Nice forum for noobs like me to UNIX. With that said, I need assistance.
I am trying to make a script to search files for a specific date and string within the file. Then I need the script to move the file that have the specific date and string to a directory. In the interim I have been manually moving the files by GREP'ing for the string, then by GREP'ing for the date in the new DIR. It takes a bunch of time.
#!/usr/bin/ksh
filedate="$2 $1"
pattern=$3
cd /path/to/files
ls -l |grep "$filedate" | awk '{print $9}'|while read filename; do
grep a $filename > /dev/null && mv $filename /path/to/dest/
done
Try this with changes in the necessary places.
Run it as:
scriptname date month(in letters) pattern_to_search
eg. scriptname 11 Jan foo
This will search all files in particular directory with date stamp of 11th Jan for occurance of the pattern foo and move them to the specified path.
Does that script grep the pattern? I ran the script and it pulled all the files with a file date correctly, but it did not use the pattern I selected. (the string was not found in the file text)
EDIT: I am looking at the results... Is there a way to select the year as well? Would I have to make a third variable in the filedate?
#! /usr/bin/ksh
#set -x # unhash to debug
print_usage() {
echo "usage: ./searchnmove <date_to_search> <pattern_to_search_for> <src_dir> <dest_dir>
date_to_search can have pattern of YYYYMMDD or just MMDD. In the second
case the current year will be assumed"
}
PERLDIR=/opt/perl/bin # set this to the directory where perl is installed
if [ $# -ne 4 ]; then
echo "searchnmove: incorrect number of arguments"
print_usage
exit 2
fi
if [ ${#1} -eq 8 ]; then
searchdate=$1
elif [ ${#1} -eq 4 ]; then
searchdate=$(date +%Y)$1
else
echo "searchnmove: date pattern incorrect"
print_usage
exit 2
fi
if [ ! -d $3 ]; then
echo "searchnmove: source directory does not exist"
exit 2
fi
SRCDIR=$3
if [ ! -d $4 ]; then
echo "searchnmove: destination directory does not exist"
exit 2
fi
DESTDIR=$4
searchpattern="$2"
cd $SRCDIR
for file in *; do
filemod=$($PERLDIR/perl -w -e '$mtime=(stat($ARGV[0]))[9]; @ltime=localtime $mtime; printf "%04s%02s%02s",$ltime[5]+1900,$ltime[4]+1,$ltime[3];' $file)

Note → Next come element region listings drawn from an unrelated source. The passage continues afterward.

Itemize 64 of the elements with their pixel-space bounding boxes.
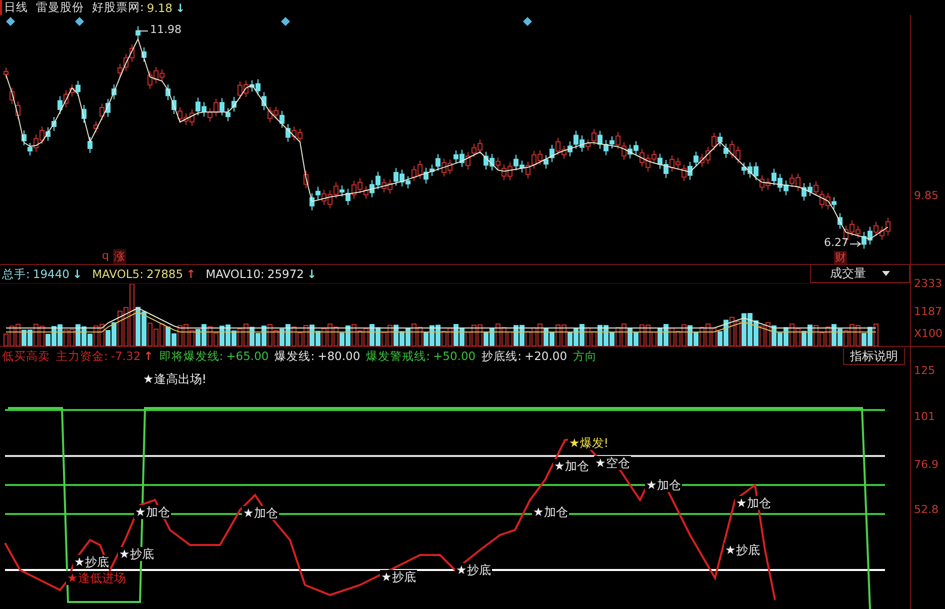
legend-value: +80.00: [318, 349, 360, 363]
signal-label: ★逢高出场!: [142, 372, 208, 386]
axis-label: X100: [914, 327, 943, 340]
stock-name: 雷曼股份: [36, 0, 84, 15]
axis-label: 52.8: [914, 503, 938, 516]
trend-arrow: ↓: [307, 267, 317, 281]
signal-label: ★抄底: [724, 543, 761, 557]
legend-value: 19440: [32, 267, 70, 281]
legend-value: +50.00: [433, 349, 476, 363]
right-arrow-icon: [850, 241, 862, 247]
diamond-marker-icon: [75, 17, 84, 26]
help-button[interactable]: 指标说明: [843, 348, 905, 364]
caret-icon: [882, 271, 890, 276]
source-label: 好股票网:: [92, 0, 144, 15]
legend-value: +20.00: [524, 349, 568, 363]
signal-label: ★加仓: [532, 505, 569, 519]
indicator-dropdown[interactable]: 成交量: [810, 265, 910, 283]
signal-label: ★加仓: [735, 496, 772, 510]
signal-label: ★抄底: [380, 570, 417, 584]
trend-arrow: ↓: [175, 0, 186, 14]
legend-label: 低买高卖: [2, 348, 50, 364]
diamond-marker-icon: [281, 17, 290, 26]
axis-label: 9.85: [914, 189, 938, 202]
high-price-label: 11.98: [150, 23, 182, 36]
legend-value: 27885: [146, 267, 184, 281]
signal-label: ★抄底: [73, 555, 110, 569]
rise-tag: 涨: [113, 249, 126, 264]
axis-label: 76.9: [914, 458, 938, 471]
legend-label: 抄底线:: [482, 348, 522, 364]
legend-label: 方向: [573, 348, 598, 364]
price-value: 9.18: [146, 0, 172, 14]
axis-label: 2333: [914, 277, 942, 290]
legend-label: MAVOL5:: [92, 267, 144, 281]
low-price-label: 6.27: [824, 236, 848, 249]
diamond-marker-icon: [523, 17, 532, 26]
signal-label: ★抄底: [118, 547, 155, 561]
legend-label: MAVOL10:: [206, 267, 264, 281]
legend-label: 爆发警戒线:: [366, 348, 430, 364]
axis-label: 1187: [914, 305, 942, 318]
legend-value: 25972: [267, 267, 304, 281]
legend-label: 总手:: [2, 266, 30, 282]
legend-value: -7.32: [110, 349, 141, 363]
marker-label: q: [102, 249, 109, 262]
signal-label: ★加仓: [553, 459, 590, 473]
leader-line: [138, 29, 148, 33]
legend-label: 主力资金:: [56, 348, 108, 364]
chart-period[interactable]: 日线: [4, 0, 28, 15]
signal-label: ★爆发!: [568, 436, 610, 450]
signal-label: ★加仓: [645, 478, 682, 492]
trend-arrow: ↑: [144, 349, 154, 363]
axis-label: 125: [914, 364, 935, 377]
legend-value: +65.00: [226, 349, 269, 363]
legend-label: 爆发线:: [274, 348, 315, 364]
signal-label: ★逢低进场: [66, 571, 127, 585]
diamond-marker-icon: [6, 17, 15, 26]
finance-badge: 财: [834, 251, 847, 264]
signal-label: ★抄底: [455, 563, 492, 577]
axis-label: 101: [914, 410, 935, 423]
legend-label: 即将爆发线:: [159, 348, 224, 364]
signal-label: ★加仓: [134, 505, 171, 519]
trend-arrow: ↓: [72, 267, 82, 281]
signal-label: ★加仓: [242, 506, 279, 520]
trend-arrow: ↑: [186, 267, 196, 281]
signal-label: ★空仓: [594, 456, 631, 470]
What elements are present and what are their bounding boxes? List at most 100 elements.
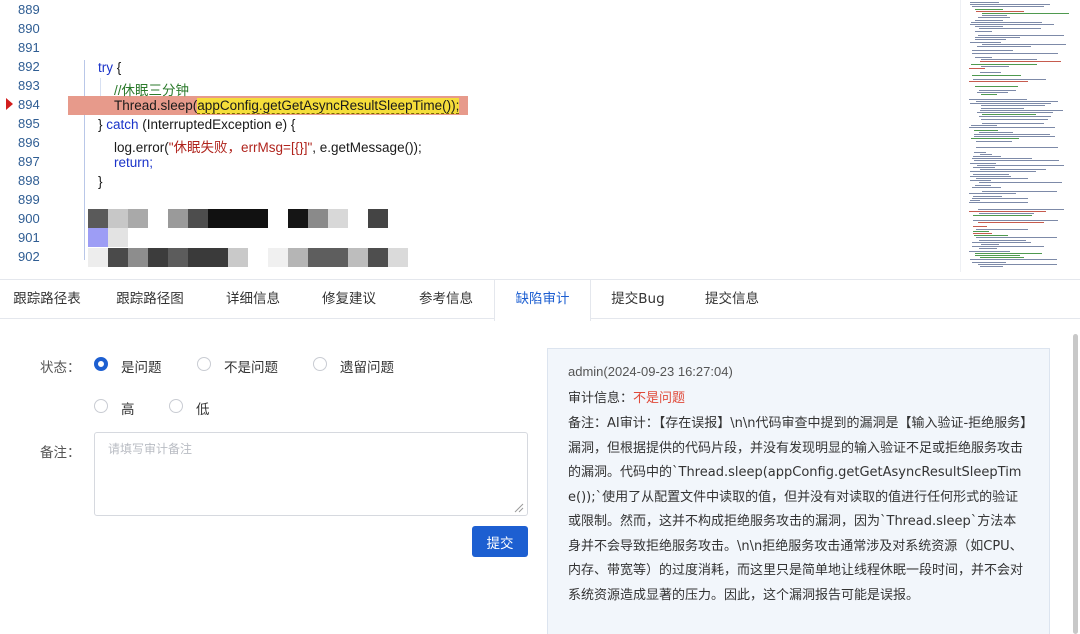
- radio-severity-high[interactable]: [94, 399, 108, 413]
- minimap-line: [976, 178, 1028, 179]
- line-number: 890: [18, 21, 40, 36]
- line-number: 891: [18, 40, 40, 55]
- minimap-line: [972, 186, 1001, 188]
- minimap-line: [982, 191, 1057, 193]
- minimap-line: [979, 239, 1026, 241]
- minimap-line: [973, 230, 989, 232]
- submit-audit-button[interactable]: 提交: [472, 526, 528, 557]
- minimap-line: [970, 200, 980, 201]
- minimap-line: [973, 156, 1001, 157]
- minimap-line: [969, 250, 1010, 252]
- string-token: "休眠失败，errMsg=[{}]": [168, 140, 313, 155]
- code-line-893: //休眠三分钟: [114, 83, 190, 98]
- breakpoint-marker-icon: [6, 98, 13, 110]
- radio-is-issue[interactable]: [94, 357, 108, 371]
- minimap-line: [974, 136, 1055, 138]
- minimap-line: [969, 193, 1016, 195]
- minimap-line: [979, 131, 1013, 133]
- line-number: 893: [18, 78, 40, 93]
- minimap-line: [972, 246, 1044, 248]
- tab-reference-info[interactable]: 参考信息: [402, 280, 490, 319]
- line-number: 896: [18, 135, 40, 150]
- tab-submit-bug[interactable]: 提交Bug: [596, 280, 680, 319]
- radio-label-low[interactable]: 低: [196, 398, 210, 418]
- code-token: Thread.sleep(: [114, 98, 198, 113]
- minimap-line: [970, 259, 1057, 261]
- minimap-line: [977, 46, 1031, 47]
- minimap-line: [970, 162, 996, 164]
- minimap-line: [971, 138, 1019, 140]
- minimap-line: [979, 248, 997, 250]
- tab-trace-path-graph[interactable]: 跟踪路径图: [100, 280, 200, 319]
- code-line-894: Thread.sleep(appConfig.getGetAsyncResult…: [114, 98, 460, 114]
- minimap-line: [973, 79, 1046, 80]
- minimap-line: [975, 30, 992, 32]
- minimap-line: [969, 98, 1027, 100]
- radio-label-is-issue[interactable]: 是问题: [121, 356, 162, 376]
- indent-guide: [84, 60, 85, 260]
- line-number: 894: [18, 97, 40, 112]
- minimap-line: [981, 59, 1037, 61]
- line-number: 901: [18, 230, 40, 245]
- audit-note-textarea[interactable]: [94, 432, 528, 516]
- code-minimap[interactable]: [960, 0, 1080, 272]
- radio-severity-low[interactable]: [169, 399, 183, 413]
- minimap-line: [973, 215, 1032, 217]
- minimap-line: [976, 140, 1012, 142]
- minimap-line: [978, 208, 1064, 210]
- minimap-line: [975, 252, 1042, 254]
- tab-details[interactable]: 详细信息: [208, 280, 298, 319]
- radio-legacy-issue[interactable]: [313, 357, 327, 371]
- line-number: 897: [18, 154, 40, 169]
- minimap-line: [981, 94, 997, 96]
- radio-label-legacy-issue[interactable]: 遗留问题: [340, 356, 394, 376]
- minimap-line: [976, 101, 1058, 102]
- tab-fix-suggestion[interactable]: 修复建议: [304, 280, 394, 319]
- minimap-line: [973, 195, 1002, 197]
- line-number-gutter: 889 890 891 892 893 894 895 896 897 898 …: [0, 0, 68, 280]
- minimap-line: [975, 39, 1006, 41]
- line-number: 899: [18, 192, 40, 207]
- minimap-line: [979, 90, 1016, 91]
- code-token: {: [113, 60, 122, 75]
- status-label: 状态：: [40, 360, 81, 376]
- minimap-line: [972, 52, 1058, 54]
- radio-not-issue[interactable]: [197, 357, 211, 371]
- minimap-line: [979, 28, 1041, 30]
- code-viewer: 889 890 891 892 893 894 895 896 897 898 …: [0, 0, 1080, 280]
- minimap-line: [969, 81, 1028, 83]
- minimap-line: [969, 211, 1046, 212]
- tab-trace-path-table[interactable]: 跟踪路径表: [0, 280, 94, 319]
- minimap-line: [974, 129, 998, 131]
- minimap-line: [972, 241, 1031, 243]
- resize-grip-icon[interactable]: [514, 503, 524, 513]
- tab-defect-audit[interactable]: 缺陷审计: [494, 280, 591, 321]
- minimap-line: [981, 65, 1009, 67]
- minimap-line: [972, 197, 1028, 199]
- minimap-line: [970, 24, 1054, 25]
- minimap-line: [981, 107, 1024, 109]
- radio-label-not-issue[interactable]: 不是问题: [224, 356, 278, 376]
- minimap-line: [976, 147, 1058, 149]
- keyword-token: catch: [106, 117, 139, 132]
- minimap-line: [976, 237, 1057, 239]
- minimap-line: [973, 233, 992, 234]
- minimap-line: [977, 164, 1064, 166]
- minimap-line: [978, 35, 1064, 36]
- minimap-line: [978, 17, 1010, 19]
- minimap-line: [982, 123, 1044, 124]
- minimap-line: [972, 6, 1044, 8]
- minimap-line: [982, 43, 1066, 45]
- page-scrollbar[interactable]: [1073, 334, 1078, 634]
- minimap-line: [971, 125, 997, 127]
- audit-record-panel: admin(2024-09-23 16:27:04) 审计信息：不是问题 备注：…: [547, 348, 1050, 634]
- minimap-line: [982, 114, 1036, 116]
- tab-submit-info[interactable]: 提交信息: [688, 280, 776, 319]
- minimap-line: [973, 167, 995, 168]
- redacted-code: [88, 209, 398, 228]
- minimap-line: [972, 261, 1006, 263]
- minimap-line: [970, 103, 1051, 105]
- minimap-line: [969, 127, 1055, 129]
- radio-label-high[interactable]: 高: [121, 398, 135, 418]
- code-line-895: } catch (InterruptedException e) {: [98, 117, 295, 132]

if [ $filemod = $searchdate ]; then
grep $searchpattern $file >/dev/null && mv $file $DESTDIR/
fi
done
Thanks a million Blowtorch, the script works great. I just have a final question, I sometimes run the script for a span of a few days, so i tried to modify the command to:
You are expecting the script to expand the date like a shell expands filenames. Sorry, that does not happen. If you do want to run the script for multiple dates, you can try something like:
for i in 0 1 2 3 4 5 6 7 8 9; do
./searchnmove 2005122${i} ### rest of the args
done
After searching for a specified string, I would like to delete (instead of moving the file as mentioned in this thread) couple of rows from the file and continue searching. Basically, I would like to search through a text file that holds logs with date-time stamp in them and then clean up the file if the log entry is more than 2 days old.